Already in the first term, she had replaced the often staggering textbook cost for her students with lower access fee to the courseware.

Over the next three months, she adapted her open-source textbook for Statistics 241 into a completely new organizational structure, working with her team at OAI on chunking it down into discrete pieces of knowledge that could be entered into the adaptive system, and mapped out into a knowledge map for the course. Team members from RealizeIt then build these into the finished course that Rachel launched in January of 2018. “This was a very different process for me for developing a course,” she notes, pointing to a sample RealizeIt knowledge map (see below), “ I usually look at a big picture and bring in things all together. This system, you need to have it all chunked down into little pieces so it can diagnose if they know that little topic well enough. You had to separate each of these topics into their nodes, correctly, and that required thinking different when you build the curriculum.” The time investment was substantial for Rachel. She worked for three months straight to build the new course. But the payoff, she believes, “is going to be great.” Already in the first term the course was offered, she had replaced the often staggering textbook cost for her students with a much lower access fee for the courseware. 

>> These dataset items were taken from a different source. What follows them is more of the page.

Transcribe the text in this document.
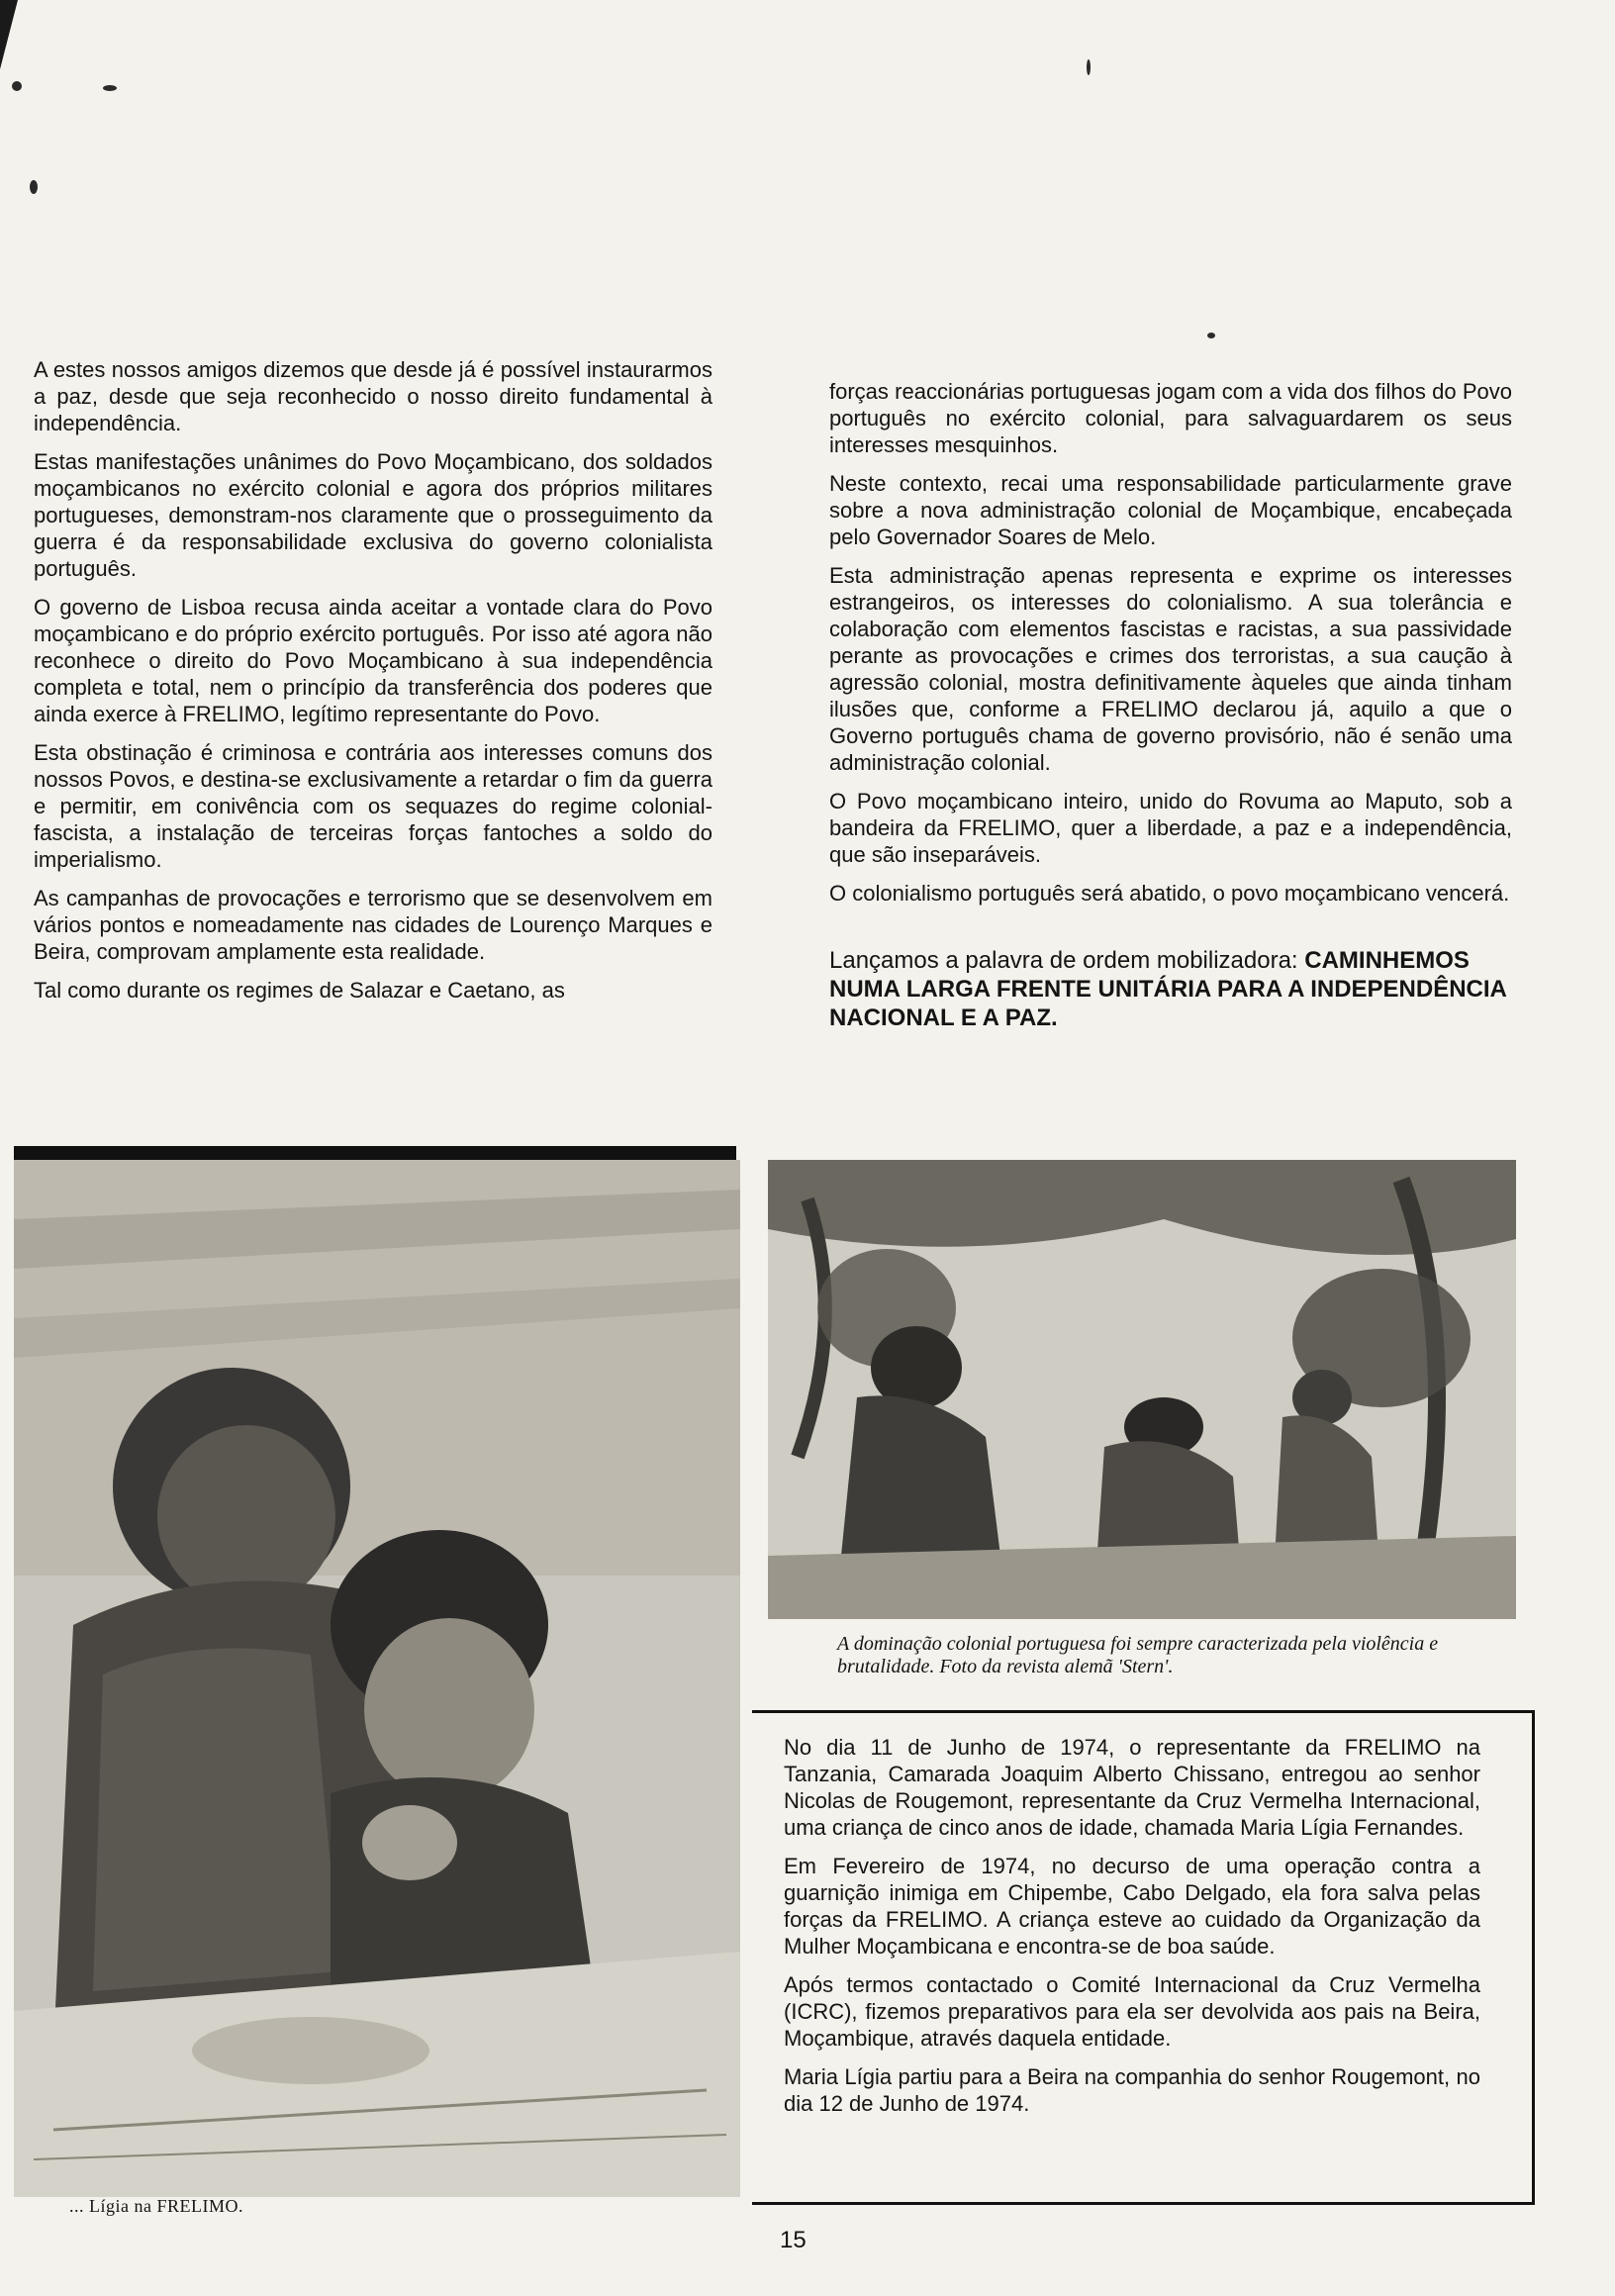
A estes nossos amigos dizemos que desde já é possível instaurarmos a paz, desde que seja reconhecido o nosso direito fundamental à independência.

Estas manifestações unânimes do Povo Moçambicano, dos soldados moçambicanos no exército colonial e agora dos próprios militares portugueses, demonstram-nos claramente que o prosseguimento da guerra é da responsabilidade exclusiva do governo colonialista português.

O governo de Lisboa recusa ainda aceitar a vontade clara do Povo moçambicano e do próprio exército português. Por isso até agora não reconhece o direito do Povo Moçambicano à sua independência completa e total, nem o princípio da transferência dos poderes que ainda exerce à FRELIMO, legítimo representante do Povo.

Esta obstinação é criminosa e contrária aos interesses comuns dos nossos Povos, e destina-se exclusivamente a retardar o fim da guerra e permitir, em conivência com os sequazes do regime colonial-fascista, a instalação de terceiras forças fantoches a soldo do imperialismo.

As campanhas de provocações e terrorismo que se desenvolvem em vários pontos e nomeadamente nas cidades de Lourenço Marques e Beira, comprovam amplamente esta realidade.

Tal como durante os regimes de Salazar e Caetano, as

forças reaccionárias portuguesas jogam com a vida dos filhos do Povo português no exército colonial, para salvaguardarem os seus interesses mesquinhos.

Neste contexto, recai uma responsabilidade particularmente grave sobre a nova administração colonial de Moçambique, encabeçada pelo Governador Soares de Melo.

Esta administração apenas representa e exprime os interesses estrangeiros, os interesses do colonialismo. A sua tolerância e colaboração com elementos fascistas e racistas, a sua passividade perante as provocações e crimes dos terroristas, a sua caução à agressão colonial, mostra definitivamente àqueles que ainda tinham ilusões que, conforme a FRELIMO declarou já, aquilo a que o Governo português chama de governo provisório, não é senão uma administração colonial.

O Povo moçambicano inteiro, unido do Rovuma ao Maputo, sob a bandeira da FRELIMO, quer a liberdade, a paz e a independência, que são inseparáveis.

O colonialismo português será abatido, o povo moçambicano vencerá.

Lançamos a palavra de ordem mobilizadora: CAMINHEMOS NUMA LARGA FRENTE UNITÁRIA PARA A INDEPENDÊNCIA NACIONAL E A PAZ.

... Lígia na FRELIMO.
A dominação colonial portuguesa foi sempre caracterizada pela violência e brutalidade. Foto da revista alemã 'Stern'.

No dia 11 de Junho de 1974, o representante da FRELIMO na Tanzania, Camarada Joaquim Alberto Chissano, entregou ao senhor Nicolas de Rougemont, representante da Cruz Vermelha Internacional, uma criança de cinco anos de idade, chamada Maria Lígia Fernandes.

Em Fevereiro de 1974, no decurso de uma operação contra a guarnição inimiga em Chipembe, Cabo Delgado, ela fora salva pelas forças da FRELIMO. A criança esteve ao cuidado da Organização da Mulher Moçambicana e encontra-se de boa saúde.

Após termos contactado o Comité Internacional da Cruz Vermelha (ICRC), fizemos preparativos para ela ser devolvida aos pais na Beira, Moçambique, através daquela entidade.

Maria Lígia partiu para a Beira na companhia do senhor Rougemont, no dia 12 de Junho de 1974.

15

This spring Rachel is passing on Statistics 241 to many adjuncts in her department, and a class that once was challenging to teach and difficult to access will now be available in an entirely new, much more active format to many more students. When asked what these adjuncts might expect to see different, Rachel says that they will see a change: students who are afraid to ask questions about material they are confused or behind on during lecture time will no longer save their questions for their all-too-short few minutes with her in office hours. Working through the material at their own pace in class with the instructor, their questions come up quickly and naturally. And able to see their progress on the fly, instructors will be able to reach out and know what their students are likely struggling with. In fact, so great was this change last winter, Rachel says the usual line of students down the hall for her office hours was gone completely. “I have had so few students in office hours, it’s night and day. Nobody came. In fact most students who came were other people’s students.”